Curated Data vs. Linked Data

In a very interesting article, the German news site spiegel.de analyses the recently launched Wolfram Alpha. Their analysis hits the bull’s-eye: the Wolfram team will never be able to curate all the information needed to make W|A really useful. Especially compared to Wikipedia, which is maintained by such a large community.

Linked Data is the model for decentralized data publication that can solve this problem. I’m just wondering how much curating it will require…

Posted in Uncategorized | 1 Comment

DBpedia Lookup – Find me some URIs

The Linked Data Web is about reusing and linking URIs. With DBpedia, we provide URIs for a broad range of topics: People, organizations, countries, cities, rivers, mountains, music albums, films, books, buildings, etc. 2.6 million URIs overall.

But it didn’t used to be easy enough to find a DBpedia URI for a given keyword. DBpedia Lookup aims to fill that gap. It provides a service to find the most-likely DBpedia URIs for a given keyword. The algorithm ranks DBpedia resources based on their relevance in Wikipedia and includes synonyms into the underlying Lucene index.

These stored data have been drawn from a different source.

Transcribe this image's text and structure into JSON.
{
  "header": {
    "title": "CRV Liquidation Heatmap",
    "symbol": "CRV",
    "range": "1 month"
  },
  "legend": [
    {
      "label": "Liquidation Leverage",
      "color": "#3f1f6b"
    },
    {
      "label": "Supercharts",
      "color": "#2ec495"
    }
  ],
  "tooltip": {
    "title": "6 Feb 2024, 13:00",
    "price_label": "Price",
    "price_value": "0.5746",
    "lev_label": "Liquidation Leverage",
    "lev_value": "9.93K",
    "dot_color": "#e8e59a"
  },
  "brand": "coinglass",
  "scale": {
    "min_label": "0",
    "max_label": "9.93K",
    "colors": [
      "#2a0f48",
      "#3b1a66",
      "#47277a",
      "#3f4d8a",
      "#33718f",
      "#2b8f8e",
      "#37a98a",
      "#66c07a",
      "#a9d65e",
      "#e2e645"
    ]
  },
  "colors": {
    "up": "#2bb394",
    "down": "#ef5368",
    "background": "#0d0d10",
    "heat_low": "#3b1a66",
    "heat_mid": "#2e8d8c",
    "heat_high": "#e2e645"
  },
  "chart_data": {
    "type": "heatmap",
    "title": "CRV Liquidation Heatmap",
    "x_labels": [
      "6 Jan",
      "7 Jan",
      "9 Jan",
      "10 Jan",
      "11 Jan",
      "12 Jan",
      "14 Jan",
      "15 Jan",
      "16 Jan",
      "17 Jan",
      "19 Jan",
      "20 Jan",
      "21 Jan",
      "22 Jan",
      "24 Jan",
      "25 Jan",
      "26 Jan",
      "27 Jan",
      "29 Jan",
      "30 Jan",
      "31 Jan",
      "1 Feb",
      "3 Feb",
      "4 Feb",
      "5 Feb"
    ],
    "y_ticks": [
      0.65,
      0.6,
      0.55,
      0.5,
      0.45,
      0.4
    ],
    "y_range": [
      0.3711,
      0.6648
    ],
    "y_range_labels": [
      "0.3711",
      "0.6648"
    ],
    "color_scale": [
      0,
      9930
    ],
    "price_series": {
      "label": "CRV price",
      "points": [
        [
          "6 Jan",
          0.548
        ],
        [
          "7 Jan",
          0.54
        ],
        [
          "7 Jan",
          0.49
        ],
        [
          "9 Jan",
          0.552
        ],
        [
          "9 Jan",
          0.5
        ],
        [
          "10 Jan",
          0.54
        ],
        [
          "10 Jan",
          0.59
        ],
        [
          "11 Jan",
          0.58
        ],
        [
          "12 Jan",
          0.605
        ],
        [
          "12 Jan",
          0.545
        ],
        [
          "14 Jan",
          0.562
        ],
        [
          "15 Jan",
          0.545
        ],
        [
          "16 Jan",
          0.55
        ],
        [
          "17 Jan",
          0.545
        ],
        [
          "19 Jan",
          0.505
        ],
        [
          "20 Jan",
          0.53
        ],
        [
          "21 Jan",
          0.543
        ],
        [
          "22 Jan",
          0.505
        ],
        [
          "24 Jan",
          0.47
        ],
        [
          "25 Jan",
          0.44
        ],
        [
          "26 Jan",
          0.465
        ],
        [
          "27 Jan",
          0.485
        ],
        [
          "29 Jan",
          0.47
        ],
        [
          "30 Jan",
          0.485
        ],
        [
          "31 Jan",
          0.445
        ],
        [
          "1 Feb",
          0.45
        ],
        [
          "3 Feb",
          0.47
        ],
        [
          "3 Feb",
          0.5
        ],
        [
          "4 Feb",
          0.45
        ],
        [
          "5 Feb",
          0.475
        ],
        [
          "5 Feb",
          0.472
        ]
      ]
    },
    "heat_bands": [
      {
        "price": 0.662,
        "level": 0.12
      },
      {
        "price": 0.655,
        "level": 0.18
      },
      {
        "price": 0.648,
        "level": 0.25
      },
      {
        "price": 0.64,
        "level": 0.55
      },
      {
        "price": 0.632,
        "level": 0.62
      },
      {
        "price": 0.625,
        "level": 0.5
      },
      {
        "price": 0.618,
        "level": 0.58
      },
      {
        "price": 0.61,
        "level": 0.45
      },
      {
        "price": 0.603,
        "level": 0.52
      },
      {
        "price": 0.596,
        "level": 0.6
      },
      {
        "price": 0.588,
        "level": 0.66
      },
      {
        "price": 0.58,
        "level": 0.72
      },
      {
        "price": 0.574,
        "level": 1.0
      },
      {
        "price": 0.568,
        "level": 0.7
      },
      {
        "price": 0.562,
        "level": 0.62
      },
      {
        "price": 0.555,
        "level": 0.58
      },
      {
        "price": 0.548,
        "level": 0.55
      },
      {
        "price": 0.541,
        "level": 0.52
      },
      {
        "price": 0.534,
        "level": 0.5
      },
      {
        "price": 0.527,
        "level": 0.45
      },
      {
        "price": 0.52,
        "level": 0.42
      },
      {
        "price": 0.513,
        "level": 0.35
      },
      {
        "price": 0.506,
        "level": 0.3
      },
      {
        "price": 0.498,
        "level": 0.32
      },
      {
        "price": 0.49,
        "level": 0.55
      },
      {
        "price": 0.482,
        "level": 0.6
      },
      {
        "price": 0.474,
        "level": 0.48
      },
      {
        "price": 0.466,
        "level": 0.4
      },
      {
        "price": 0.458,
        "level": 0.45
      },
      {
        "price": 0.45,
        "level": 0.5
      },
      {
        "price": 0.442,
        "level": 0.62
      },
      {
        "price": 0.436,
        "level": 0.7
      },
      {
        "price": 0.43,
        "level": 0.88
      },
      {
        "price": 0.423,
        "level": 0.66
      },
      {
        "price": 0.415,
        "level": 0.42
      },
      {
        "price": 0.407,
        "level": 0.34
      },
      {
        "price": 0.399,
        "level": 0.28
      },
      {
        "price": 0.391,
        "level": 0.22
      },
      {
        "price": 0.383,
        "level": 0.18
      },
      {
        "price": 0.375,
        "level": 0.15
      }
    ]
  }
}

Try the terms “Shakespeare“, “EU“, “Eiffel“, or “Cambridge” and see for yourself if the results you’d expect show up at the top. The result ranking is different – and supposed to be more useful – than a simple full-text search or SPARQL-Query with embedded regular expression for matching labels.

There is a web-service available as well. You can use the KeywordSearch method for searching full terms, and the PrefixSearch method for an autocompletion-style interface such as the one you see here. The webservice returns a list of resource URIs with English abstracts, dbpedia classes and categories.

Feel free to use the service as you like. If you plan to use it in a production system or to run a high-load batch process, please drop me a message to let me know.

I hope that DBpedia Lookup is useful, and I’d appreciate any feedback.

Many thanks to the semantic web folks at the BBC for their support and feedback on the development of DBpedia Lookup.

Posted in Uncategorized | Tagged | 7 Comments

OpenCalais joining the cloud

Reuters just announced that they’re going to fully support Linked Data with the upcoming release of OpenCalais 4.0. And that they’ll join the cloud by linking to DBpedia. Finally.
Anybody still doubting that Linked Data is ready for prime time?

Posted in Uncategorized | Tagged , | Leave a comment

Welcome to the Linked Data Cloud, Freebase

A week ago, Freebase announced that its rich dataset is now available as Linked Data. Congratulations, Metaweb! So it is finally the time to welcome Freebase to the Linked Data Cloud.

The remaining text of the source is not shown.